I was pissed because my husband needed the bathroom, and we’d just walked through ten minutes of nearly constant secondhand smoke.

But yeah, okay. I get it. It IS smart and it DOES make sense.

(I just wish they’d ban smoking, fine the smokers 20,000 shekels per cigarette, and tell them to kill themselves where they’re not harming others. Smokers are selfish. Truly selfish. They care more about their own comfort than about the thousands of people they harm with their cigarettes. Did I say I hate smokers? Well, I do.)

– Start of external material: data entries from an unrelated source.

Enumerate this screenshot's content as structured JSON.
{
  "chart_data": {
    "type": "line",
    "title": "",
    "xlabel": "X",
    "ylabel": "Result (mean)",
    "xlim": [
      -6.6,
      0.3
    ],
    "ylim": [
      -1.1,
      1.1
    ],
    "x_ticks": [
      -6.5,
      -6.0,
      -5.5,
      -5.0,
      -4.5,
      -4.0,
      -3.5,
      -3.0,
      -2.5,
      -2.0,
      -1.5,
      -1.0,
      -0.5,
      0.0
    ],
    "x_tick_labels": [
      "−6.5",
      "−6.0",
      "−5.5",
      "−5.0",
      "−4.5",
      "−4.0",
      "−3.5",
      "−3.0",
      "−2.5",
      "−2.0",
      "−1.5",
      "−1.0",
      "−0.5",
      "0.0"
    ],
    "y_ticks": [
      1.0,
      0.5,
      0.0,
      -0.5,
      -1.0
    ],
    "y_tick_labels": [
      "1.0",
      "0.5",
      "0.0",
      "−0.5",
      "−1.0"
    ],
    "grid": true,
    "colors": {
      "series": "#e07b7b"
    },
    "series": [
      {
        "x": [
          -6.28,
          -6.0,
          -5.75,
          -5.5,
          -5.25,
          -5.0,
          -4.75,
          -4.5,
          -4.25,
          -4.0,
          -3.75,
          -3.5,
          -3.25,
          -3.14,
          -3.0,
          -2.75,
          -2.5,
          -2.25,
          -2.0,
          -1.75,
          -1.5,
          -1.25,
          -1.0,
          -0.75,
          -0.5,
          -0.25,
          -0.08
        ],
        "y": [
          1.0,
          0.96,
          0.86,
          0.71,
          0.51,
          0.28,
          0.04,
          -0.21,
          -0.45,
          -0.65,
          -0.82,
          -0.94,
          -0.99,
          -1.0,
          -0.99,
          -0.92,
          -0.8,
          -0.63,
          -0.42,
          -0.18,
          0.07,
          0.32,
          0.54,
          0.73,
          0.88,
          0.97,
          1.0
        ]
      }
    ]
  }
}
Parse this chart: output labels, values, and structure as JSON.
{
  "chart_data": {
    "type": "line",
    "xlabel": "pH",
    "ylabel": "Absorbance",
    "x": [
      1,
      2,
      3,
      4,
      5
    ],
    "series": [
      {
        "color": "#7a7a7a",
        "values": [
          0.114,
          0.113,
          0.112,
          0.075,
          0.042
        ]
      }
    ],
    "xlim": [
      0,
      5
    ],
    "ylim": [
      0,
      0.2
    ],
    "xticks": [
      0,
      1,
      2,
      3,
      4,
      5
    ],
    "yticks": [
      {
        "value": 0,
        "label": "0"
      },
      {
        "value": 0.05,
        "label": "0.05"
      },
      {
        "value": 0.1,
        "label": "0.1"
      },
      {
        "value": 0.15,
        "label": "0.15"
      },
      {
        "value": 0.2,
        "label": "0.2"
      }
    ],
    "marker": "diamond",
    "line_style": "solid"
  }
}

And no, it’s not personal. Anyone can tell that my husband is:

  • Jewish (i.e., not out to kill Jews for the sake of Allah and 70 virgins)
  • married (married men are, on the whole, less violent)
  • a dad (dads have more to lose)
  • Anglo
  • non of Middle Eastern descent
  • truly “chareidi” and not just pretending to be (chareidim are not known to be violent; they don’t want trouble)

There’s no *real* reason to hold him up. But those are the rules, and they are there for a reason.

I recognize the fact that most of the time, we get slack, because really and truly, we are not a threat.

I also recognize the fact that things have been “heating up” recently and therefore there is less slack to be given, across the board.

That’s life.

And I’m glad the rules are there, and that they are known and followed. Because it keeps us all safe.

I’m writing this because there’s a lot of noise about the “unfairness” of profiling.

Guys, I don’t care if it’s unfair. It works. Profiling is one of the best, if not *the* best, method of spotting terrorists and other threatening persons.

Get over it.

Use profiling.

And stop the kvetching about the unfairness.

Because, you know, life ain’t fair. Live with it.